Total Tank Generals — Review
Total Tank Generals — Review

We rarely encounter war strategies on hexagonal fields these days. One of the most well-known examples is Panzer General, and the similarity in the name of the new Polish game is certainly not accidental. We decided to test our skills and fight on the battlefields of World War II, where Total Tank Generals takes place.

It's not surprising to find campaigns featuring Field Marshal Rommel, and not just one, but two of them. Two additional campaigns are dedicated to equally famous commanders – Soviet Marshal Zhukov and American General Patton – and their most significant battles. It's pleasing to see the addition of campaigns with numerous period films, accompanied by information and facts about the mentioned officers. While the quality of the videos might not be top-notch, it's understandable since they are authentic footage from World War II.

Each campaign consists of a series of maps, usually with a similar objective – to capture key strategic points. New maps unlock after conquering the previous ones, with success reflected in one to three stars. Typically, this indicates how quickly you can achieve victory, whether it's in eight or fourteen rounds, but this limit is very strict, and reaching the goal in such a short time is very challenging. You're often fighting against overwhelming odds, and you're often glad just to hold onto your own positions, let alone make a breakthrough in the enemy's defense and move to the other side of the map. While it's not a large gaming area, it's not easy to maneuver between opponents without serious losses.

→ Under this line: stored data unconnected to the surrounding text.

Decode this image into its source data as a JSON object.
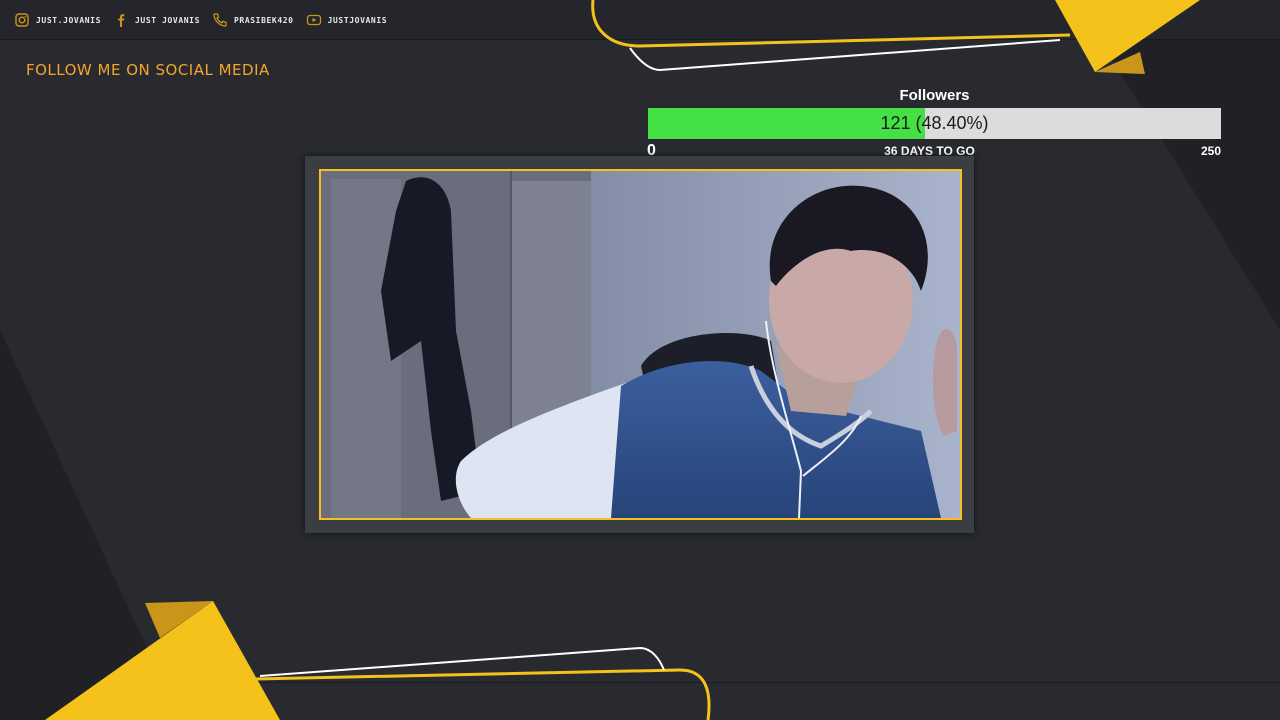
{
  "social": [
    {
      "icon": "instagram-icon",
      "label": "JUST.JOVANIS"
    },
    {
      "icon": "facebook-icon",
      "label": "JUST JOVANIS"
    },
    {
      "icon": "phone-icon",
      "label": "PRASIBEK420"
    },
    {
      "icon": "youtube-icon",
      "label": "JUSTJOVANIS"
    }
  ],
  "follow_text": "FOLLOW ME ON SOCIAL MEDIA",
  "goal": {
    "title": "Followers",
    "value_text": "121 (48.40%)",
    "progress": 0.484,
    "min_label": "0",
    "max_label": "250",
    "days_text": "36 DAYS TO GO"
  },
  "colors": {
    "accent": "#f5c21b",
    "background": "#24262b",
    "bar_fill": "#44e044",
    "bar_track": "#dcdcdc",
    "title_orange": "#f4a62a"
  }
}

Fortunately, you're not limited to the initially assigned or mission-transferred units, but you can purchase additional ones as well as call in air support. However, you need enough prestige, which accumulates for military successes. If you have enough of it, essentially at any time, you can call in and deploy infantry, support units, artillery, and tanks onto the battlefield. Of course, units have various parameters and effectiveness against light and heavy targets. The air force includes aerial reconnaissance, bombers, and paratroopers, with the basic condition being to control some airfield. Each commander has some bonuses for their army, such as Rommel's increased maximum tank capacity and their slightly enhanced properties.

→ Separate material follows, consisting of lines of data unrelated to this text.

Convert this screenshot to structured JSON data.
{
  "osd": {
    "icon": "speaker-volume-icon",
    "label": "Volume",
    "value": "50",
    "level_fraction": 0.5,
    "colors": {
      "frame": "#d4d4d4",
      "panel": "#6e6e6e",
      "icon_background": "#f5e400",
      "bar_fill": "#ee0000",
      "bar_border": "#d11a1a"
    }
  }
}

On the hexagonal fields, a regular unit can move and usually execute one or two attacks in each round if there's a target within range. This can be hindered by a barrier, typically wooded terrain or a detour across a bridge over a river. Morale plays a role, decreasing the effectiveness of troops and potentially driving them to retreat or surrender. Each unit has an information card with a nice illustration, basic data, and icons with possible advanced commands. This could be a command for an aggressive attack, which if successful, pushes the enemy out of their position. Infantry can create trenches, while vehicles need ammunition replenishment. Any remaining points not spent on other actions can be exchanged for a patrol overwatch mode with automatic attack on the enemy during their turn. It's interesting to note that you can have multiple of your units stationed on one hexagonal field, which helps with defense while also allowing for coordination.

When targeting, both the attacker and the target fire at each other, reducing their overall life value if hits are made. It usually takes several accurate hits to eliminate the enemy. Sacrificing a turn for resupplying allows the unit to regenerate, so you can save it this way and continue to use it effectively. Armies gain experience and levels, and you'll surely appreciate the associated upgrades. At each level, you have two to three options to upgrade the unit. This could be a bonus when attacking heavy or light targets, increased defense, ignoring rivers when moving, and so on, along with a few permanent extra health points.

In principle, it wouldn't be bothersome if levels and upgrade selections occur directly during battles, but the problem lies in the fact that the unit automatically heals to full health at that moment. Of course, when it comes to your tanks, artillery, infantry, or cavalry, it's something that pleases you. However, when you've been slowly and painstakingly reducing the life of a strong enemy unit to just one point, and all it takes is to finish it off, but suddenly it levels up and fully heals, it's very unpleasant. Sometimes downright depressing, as it frustrates your efforts and can fundamentally alter the course of the battle. There are often absurd situations where you fire at a target with several units, and not only do you fail to destroy it, but each time, maybe even six or seven times, it retaliates (in typical strategies, it's usually just one counterattack), destroys three or four of your armies, and still heals itself. That can be quite infuriating. This aspect is a very unfortunate decision by the developers and one of the factors that make the game poorly balanced and unbalanced. Even though there's an option to adjust the difficulty before selecting a map, the campaigns are still very demanding and even frustrating.

Certainly, more enjoyable and less stressful are the standalone scenarios. Partly because you can adjust parameters at the start, create complete custom scenarios, and mods have also been introduced. So, you can play very simple maps or complex missions with optimal difficulty and parameters. It would be nice if multiplayer were included as well.

The graphics are good for this type of game. Naturally, don't expect any grandiose effects or graphical extravaganzas. They're relatively simply rendered battlefields in the form of tables with hexagonal fields and a straightforward depiction of the terrain. However, there's a zoom option, making it look nicer, and the units in motion and during firing are quite decent. Graphic and, in fact, other settings in the game are very modest, but at least the resolution is high, and hardly anyone expects deeper adjustments and options here. The music is uplifting, heroic, in an orchestral style reminiscent of military marches. Thus, it's suitable for wartime campaigns, and besides that, you hear voiceovers during period videos and gunfire during battles.

In the final analysis, Total Tank Generals is a strategy game with decent potential that is hampered by several elements that detract from the fun and discourage many players. There are several factors whose combination is very unfortunate for the game, especially in the campaigns. The very strict time limit for battles against overwhelming odds, levels with immediate healing of units, which make almost destroyed units even stronger than before, and the constant retaliation every time you attack a target, which usually only you end up paying for. To some extent, standalone scenarios can save the day, as you can balance them yourself, and in campaigns, at least the period films about famous commanders provide some interest. However, overall, the game didn't fare very well.